Meta Reaffirms Plan to Block News Access in Canada If Bill C-18 Passes

Meta Reaffirms Plan to Block News Access in Canada If Bill C-18 Passes
The Meta logo in a photo illustration taken on Aug. 22, 2022. (Dado Ruvic/Illustration/Reuters)
Matthew Horwood
5/8/2023
Updated:
5/8/2023
0:00

A representative for the tech giant Meta said Monday that the company plans to block access to Canadian news content on its platforms if Parliament passes Bill C-18, which mandates that the company pay news publishers for hosting content.

“Ultimately, this legislation puts Meta in an unfavourable situation. In order to comply, we have to either operate in a flawed and unfair regulatory environment, or we have to end the availability of news content in Canada. With a heavy heart, we choose the latter,” Kevin Chan, Meta’s global policy director, said before the House of Commons Standing Committee on Canadian Heritage on May 8.

“As the Minister of Canadian Heritage has said, this is a business decision. It’s not something we want to do, but it is what we will have to do.”

Bill C-18, also known as the Online News Act, would require companies like Google and Meta to negotiate deals with Canadian media outlets and pay them for the content they link to on their websites and platforms.
The legislation would also give the Canadian Radio-television and Telecommunications Commission the power to require media organizations to follow a “code of ethics” in order to be eligible for news-sharing negotiations with digital platforms. Bill C-18 passed in the House of Commons and is currently being studied in the Senate.

‘Fundamentally Flawed’

Chan alleged Bill C-18 is based on a “fundamentally flawed premise” because Meta—which owns Facebook and Instagram—does not benefit unfairly from people sharing links to news content on its platforms.

“Publishers choose to share their content because it benefits them to do so, whereas it isn’t particularly valuable to us at all,” he said, adding that news makes up 3 percent of the content users see in their feeds.

But Chan said news publishers find Meta’s services valuable, with the company estimating that Facebook Feed sent registered news publishers in Canada more than 1.9 billion clicks in the 12 months to April 2022, which he called “free marketing” worth more than $230 million.

“Of course, everyone wants quality journalism to thrive, but it makes no more sense to claim social media companies are taking money from publishers than to say car companies stole from the horse and cart industry,” he said.

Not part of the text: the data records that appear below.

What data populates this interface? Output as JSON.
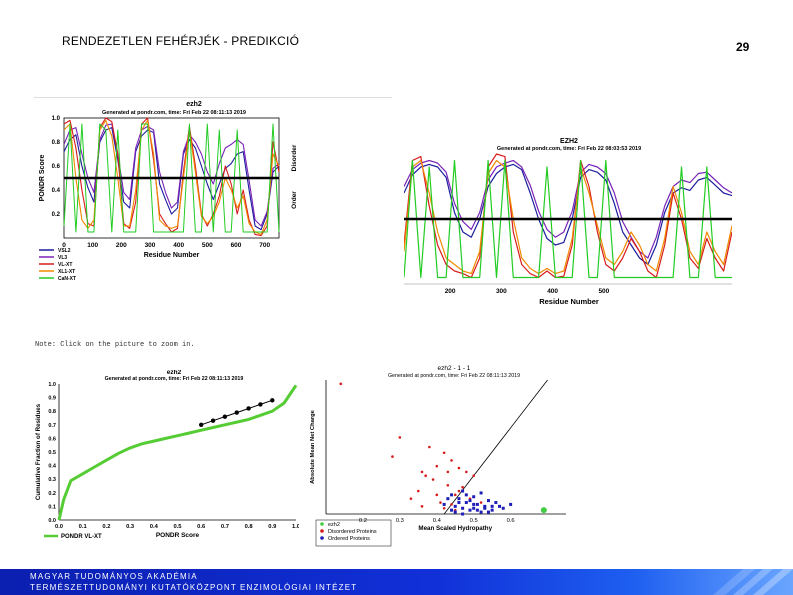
{
  "slide": {
    "title": "RENDEZETLEN FEHÉRJÉK - PREDIKCIÓ",
    "page_number": "29",
    "note": "Note: Click on the picture to zoom in."
  },
  "footer": {
    "line1": "MAGYAR TUDOMÁNYOS AKADÉMIA",
    "line2": "TERMÉSZETTUDOMÁNYI KUTATÓKÖZPONT",
    "line3": "ENZIMOLÓGIAI INTÉZET",
    "color": "#1130d8"
  },
  "colors": {
    "vsl2": "#1d1d9e",
    "vl3": "#7a22b8",
    "vl_xt": "#d81c1c",
    "xl1_xt": "#f08a00",
    "canxt": "#22cc22",
    "threshold": "#000000",
    "cdf": "#55cc33",
    "disordered": "#d81c1c",
    "ordered": "#1d1db8",
    "ezh2_point": "#44cc44"
  },
  "chart_data": [
    {
      "type": "line",
      "id": "pondr-full",
      "title": "ezh2",
      "subtitle": "Generated at pondr.com, time: Fri Feb 22 08:11:13 2019",
      "xlabel": "Residue Number",
      "ylabel": "PONDR Score",
      "right_label_top": "Disorder",
      "right_label_bottom": "Order",
      "xlim": [
        0,
        750
      ],
      "ylim": [
        0,
        1
      ],
      "x_ticks": [
        "0",
        "100",
        "200",
        "300",
        "400",
        "500",
        "600",
        "700"
      ],
      "y_ticks": [
        "0.2",
        "0.4",
        "0.6",
        "0.8",
        "1.0"
      ],
      "threshold": 0.5,
      "legend": [
        "VSL2",
        "VL3",
        "VL-XT",
        "XL1-XT",
        "CaN-XT"
      ],
      "series": [
        {
          "name": "VSL2",
          "values": [
            0.72,
            0.82,
            0.86,
            0.6,
            0.42,
            0.3,
            0.8,
            0.9,
            0.92,
            0.65,
            0.3,
            0.25,
            0.72,
            0.85,
            0.9,
            0.88,
            0.45,
            0.32,
            0.2,
            0.25,
            0.7,
            0.82,
            0.75,
            0.6,
            0.45,
            0.32,
            0.45,
            0.58,
            0.62,
            0.7,
            0.72,
            0.4,
            0.1,
            0.07,
            0.2,
            0.55,
            0.6
          ]
        },
        {
          "name": "VL3",
          "values": [
            0.78,
            0.9,
            0.92,
            0.7,
            0.5,
            0.38,
            0.82,
            0.94,
            0.95,
            0.7,
            0.38,
            0.32,
            0.75,
            0.9,
            0.93,
            0.9,
            0.55,
            0.38,
            0.25,
            0.3,
            0.72,
            0.86,
            0.8,
            0.7,
            0.55,
            0.45,
            0.62,
            0.75,
            0.78,
            0.82,
            0.78,
            0.48,
            0.15,
            0.1,
            0.22,
            0.58,
            0.62
          ]
        },
        {
          "name": "VL-XT",
          "values": [
            0.95,
            0.98,
            0.75,
            0.4,
            0.12,
            0.1,
            0.92,
            1.0,
            0.97,
            0.7,
            0.12,
            0.08,
            0.3,
            0.95,
            1.0,
            0.65,
            0.2,
            0.12,
            0.05,
            0.08,
            0.55,
            0.93,
            0.6,
            0.2,
            0.1,
            0.2,
            0.35,
            0.6,
            0.45,
            0.2,
            0.4,
            0.15,
            0.03,
            0.02,
            0.1,
            0.8,
            0.55
          ]
        },
        {
          "name": "XL1-XT",
          "values": [
            0.9,
            0.95,
            0.5,
            0.15,
            0.08,
            0.15,
            0.9,
            0.98,
            0.85,
            0.5,
            0.1,
            0.1,
            0.4,
            0.9,
            0.98,
            0.7,
            0.15,
            0.1,
            0.08,
            0.1,
            0.5,
            0.9,
            0.55,
            0.18,
            0.12,
            0.18,
            0.3,
            0.5,
            0.4,
            0.25,
            0.35,
            0.12,
            0.05,
            0.03,
            0.15,
            0.7,
            0.6
          ]
        },
        {
          "name": "CaN-XT",
          "values": [
            0.1,
            0.95,
            0.05,
            0.95,
            0.05,
            0.05,
            0.95,
            0.9,
            0.05,
            0.9,
            0.05,
            0.05,
            0.05,
            0.95,
            0.95,
            0.05,
            0.05,
            0.05,
            0.05,
            0.05,
            0.05,
            0.95,
            0.05,
            0.05,
            0.95,
            0.05,
            0.9,
            0.05,
            0.05,
            0.9,
            0.05,
            0.05,
            0.05,
            0.05,
            0.05,
            0.95,
            0.05
          ]
        }
      ]
    },
    {
      "type": "line",
      "id": "pondr-zoom",
      "title": "EZH2",
      "subtitle": "Generated at pondr.com, time: Fri Feb 22 08:03:53 2019",
      "xlabel": "Residue Number",
      "xlim": [
        110,
        750
      ],
      "ylim": [
        0,
        1
      ],
      "x_ticks": [
        "200",
        "300",
        "400",
        "500"
      ],
      "threshold": 0.5,
      "series": [
        {
          "name": "VSL2",
          "values": [
            0.7,
            0.84,
            0.9,
            0.92,
            0.9,
            0.82,
            0.55,
            0.4,
            0.36,
            0.5,
            0.75,
            0.85,
            0.9,
            0.92,
            0.88,
            0.7,
            0.5,
            0.35,
            0.3,
            0.32,
            0.5,
            0.82,
            0.88,
            0.86,
            0.8,
            0.62,
            0.4,
            0.3,
            0.2,
            0.15,
            0.3,
            0.55,
            0.7,
            0.74,
            0.72,
            0.8,
            0.82,
            0.76,
            0.7,
            0.68
          ]
        },
        {
          "name": "VL3",
          "values": [
            0.75,
            0.88,
            0.93,
            0.95,
            0.93,
            0.86,
            0.62,
            0.48,
            0.42,
            0.55,
            0.8,
            0.9,
            0.93,
            0.95,
            0.9,
            0.76,
            0.56,
            0.42,
            0.36,
            0.4,
            0.56,
            0.86,
            0.92,
            0.9,
            0.85,
            0.7,
            0.48,
            0.36,
            0.25,
            0.2,
            0.36,
            0.6,
            0.75,
            0.8,
            0.78,
            0.85,
            0.86,
            0.8,
            0.74,
            0.7
          ]
        },
        {
          "name": "VL-XT",
          "values": [
            0.3,
            0.95,
            0.98,
            0.6,
            0.3,
            0.15,
            0.1,
            0.08,
            0.05,
            0.2,
            0.9,
            1.0,
            0.98,
            0.4,
            0.15,
            0.08,
            0.05,
            0.1,
            0.05,
            0.06,
            0.3,
            0.95,
            0.75,
            0.4,
            0.15,
            0.1,
            0.2,
            0.35,
            0.25,
            0.1,
            0.05,
            0.3,
            0.7,
            0.5,
            0.2,
            0.12,
            0.35,
            0.2,
            0.1,
            0.4
          ]
        },
        {
          "name": "XL1-XT",
          "values": [
            0.25,
            0.9,
            0.95,
            0.7,
            0.4,
            0.2,
            0.15,
            0.1,
            0.08,
            0.25,
            0.85,
            0.95,
            0.9,
            0.5,
            0.2,
            0.12,
            0.08,
            0.12,
            0.08,
            0.1,
            0.35,
            0.9,
            0.7,
            0.45,
            0.2,
            0.15,
            0.25,
            0.4,
            0.3,
            0.15,
            0.1,
            0.35,
            0.75,
            0.55,
            0.25,
            0.15,
            0.4,
            0.25,
            0.15,
            0.45
          ]
        },
        {
          "name": "CaN-XT",
          "values": [
            0.05,
            0.95,
            0.05,
            0.9,
            0.05,
            0.05,
            0.95,
            0.05,
            0.05,
            0.05,
            0.95,
            0.05,
            0.95,
            0.05,
            0.05,
            0.05,
            0.05,
            0.9,
            0.05,
            0.05,
            0.05,
            0.95,
            0.05,
            0.05,
            0.95,
            0.05,
            0.05,
            0.05,
            0.05,
            0.05,
            0.05,
            0.05,
            0.05,
            0.9,
            0.05,
            0.05,
            0.9,
            0.05,
            0.05,
            0.05
          ]
        }
      ]
    },
    {
      "type": "line",
      "id": "cdf",
      "title": "ezh2",
      "subtitle": "Generated at pondr.com, time: Fri Feb 22 08:11:13 2019",
      "xlabel": "PONDR Score",
      "ylabel": "Cumulative Fraction of Residues",
      "xlim": [
        0,
        1
      ],
      "ylim": [
        0,
        1
      ],
      "x_ticks": [
        "0.0",
        "0.1",
        "0.2",
        "0.3",
        "0.4",
        "0.5",
        "0.6",
        "0.7",
        "0.8",
        "0.9",
        "1.0"
      ],
      "y_ticks": [
        "0.0",
        "0.1",
        "0.2",
        "0.3",
        "0.4",
        "0.5",
        "0.6",
        "0.7",
        "0.8",
        "0.9",
        "1.0"
      ],
      "legend": [
        "PONDR VL-XT"
      ],
      "series": [
        {
          "name": "PONDR VL-XT",
          "x": [
            0,
            0.02,
            0.05,
            0.1,
            0.15,
            0.2,
            0.25,
            0.3,
            0.35,
            0.4,
            0.45,
            0.5,
            0.55,
            0.6,
            0.65,
            0.7,
            0.75,
            0.8,
            0.85,
            0.9,
            0.95,
            1.0
          ],
          "y": [
            0,
            0.15,
            0.29,
            0.34,
            0.39,
            0.44,
            0.49,
            0.53,
            0.56,
            0.58,
            0.6,
            0.62,
            0.64,
            0.66,
            0.68,
            0.7,
            0.72,
            0.74,
            0.77,
            0.8,
            0.86,
            0.99
          ]
        },
        {
          "name": "boundary",
          "x": [
            0.6,
            0.65,
            0.7,
            0.75,
            0.8,
            0.85,
            0.9
          ],
          "y": [
            0.7,
            0.73,
            0.76,
            0.79,
            0.82,
            0.85,
            0.88
          ]
        }
      ]
    },
    {
      "type": "scatter",
      "id": "charge-hydropathy",
      "title": "ezh2 - 1 - 1",
      "subtitle": "Generated at pondr.com, time: Fri Feb 22 08:11:13 2019",
      "xlabel": "Mean Scaled Hydropathy",
      "ylabel": "Absolute Mean Net Charge",
      "x_ticks": [
        "0.2",
        "0.3",
        "0.4",
        "0.5",
        "0.6"
      ],
      "xlim": [
        0.1,
        0.75
      ],
      "ylim": [
        0,
        0.7
      ],
      "boundary": {
        "x": [
          0.42,
          0.7
        ],
        "y": [
          0.0,
          0.7
        ]
      },
      "legend": [
        "ezh2",
        "Disordered Proteins",
        "Ordered Proteins"
      ],
      "series": [
        {
          "name": "ezh2",
          "x": [
            0.69
          ],
          "y": [
            0.02
          ]
        },
        {
          "name": "Disordered Proteins",
          "x": [
            0.14,
            0.28,
            0.3,
            0.36,
            0.38,
            0.4,
            0.42,
            0.44,
            0.46,
            0.48,
            0.5,
            0.35,
            0.39,
            0.43,
            0.45,
            0.47,
            0.33,
            0.41,
            0.44,
            0.37,
            0.46,
            0.4,
            0.43,
            0.49,
            0.52,
            0.36,
            0.42,
            0.45
          ],
          "y": [
            0.68,
            0.3,
            0.4,
            0.22,
            0.35,
            0.25,
            0.32,
            0.28,
            0.24,
            0.22,
            0.2,
            0.12,
            0.18,
            0.15,
            0.1,
            0.14,
            0.08,
            0.06,
            0.05,
            0.2,
            0.12,
            0.1,
            0.22,
            0.08,
            0.06,
            0.04,
            0.03,
            0.02
          ]
        },
        {
          "name": "Ordered Proteins",
          "x": [
            0.42,
            0.44,
            0.45,
            0.46,
            0.47,
            0.48,
            0.49,
            0.5,
            0.51,
            0.52,
            0.53,
            0.54,
            0.55,
            0.56,
            0.45,
            0.47,
            0.49,
            0.51,
            0.53,
            0.44,
            0.46,
            0.48,
            0.5,
            0.52,
            0.55,
            0.58,
            0.6,
            0.43,
            0.47,
            0.5,
            0.54,
            0.57
          ],
          "y": [
            0.05,
            0.1,
            0.04,
            0.08,
            0.12,
            0.06,
            0.02,
            0.09,
            0.05,
            0.11,
            0.03,
            0.07,
            0.04,
            0.06,
            0.01,
            0.03,
            0.07,
            0.02,
            0.04,
            0.02,
            0.06,
            0.1,
            0.05,
            0.01,
            0.02,
            0.03,
            0.05,
            0.08,
            0.0,
            0.03,
            0.01,
            0.04
          ]
        }
      ]
    }
  ]
}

Chan said while Canada has a long-standing reputation for believing in multilateralism and defending the free and open internet, Bill C-19 would be “a direct contradiction of that long-held and honourable tradition.”

He highlighted data from Canada’s Parliamentary Budget Officer, which estimates that most of the money generated by Bill C-18 will go to broadcasters and not to local and regional publishers.

“It’s ‘Robin Hood’ in reverse,” he said. “The Act would subsidize big broadcasters at the expense of independent publishers and digital news sites, skewing the playing field so it’s even harder for smaller players.”

Chan said also said that for a social media company to subsidize news publishers for content that isn’t important to their users, it would be akin to “asking email providers to pay the postal service for people because people don’t send letters anymore.”

Heritage Minister Pablo Rodriguez has said the bill is “about protecting the future of a free and independent press” and “ensuring that Canadians have access to fact-based information.”

Hearing Title Changed

The Committee had initially asked for Nicholas Clegg, Meta’s president of global affairs and a former U.K. deputy prime minister, to appear in front of the committee. Clegg failed to show up on May 8 after initially pledging to appear, sending Chan in his place.

Chan said Clegg decided not to appear because the title of the hearing was changed to a “much more confrontational one.”

A statement from Meta says the hearing was initially titled ‘The Response of Companies in the Information Technology Sector to Bill C-18,“ but late on May 4 the title was changed to, ”Tech giants’ current and ongoing use of intimidation and subversion tactics to evade regulation in Canada and across the world.”

“Clearly, it would be a very different hearing to the one Nick Clegg was invited to. As such, we have notified the committee that he will no longer be appearing,” the statement reads.

The committee agreed to change the name of the study and voted to issue another summons to have Clegg appear.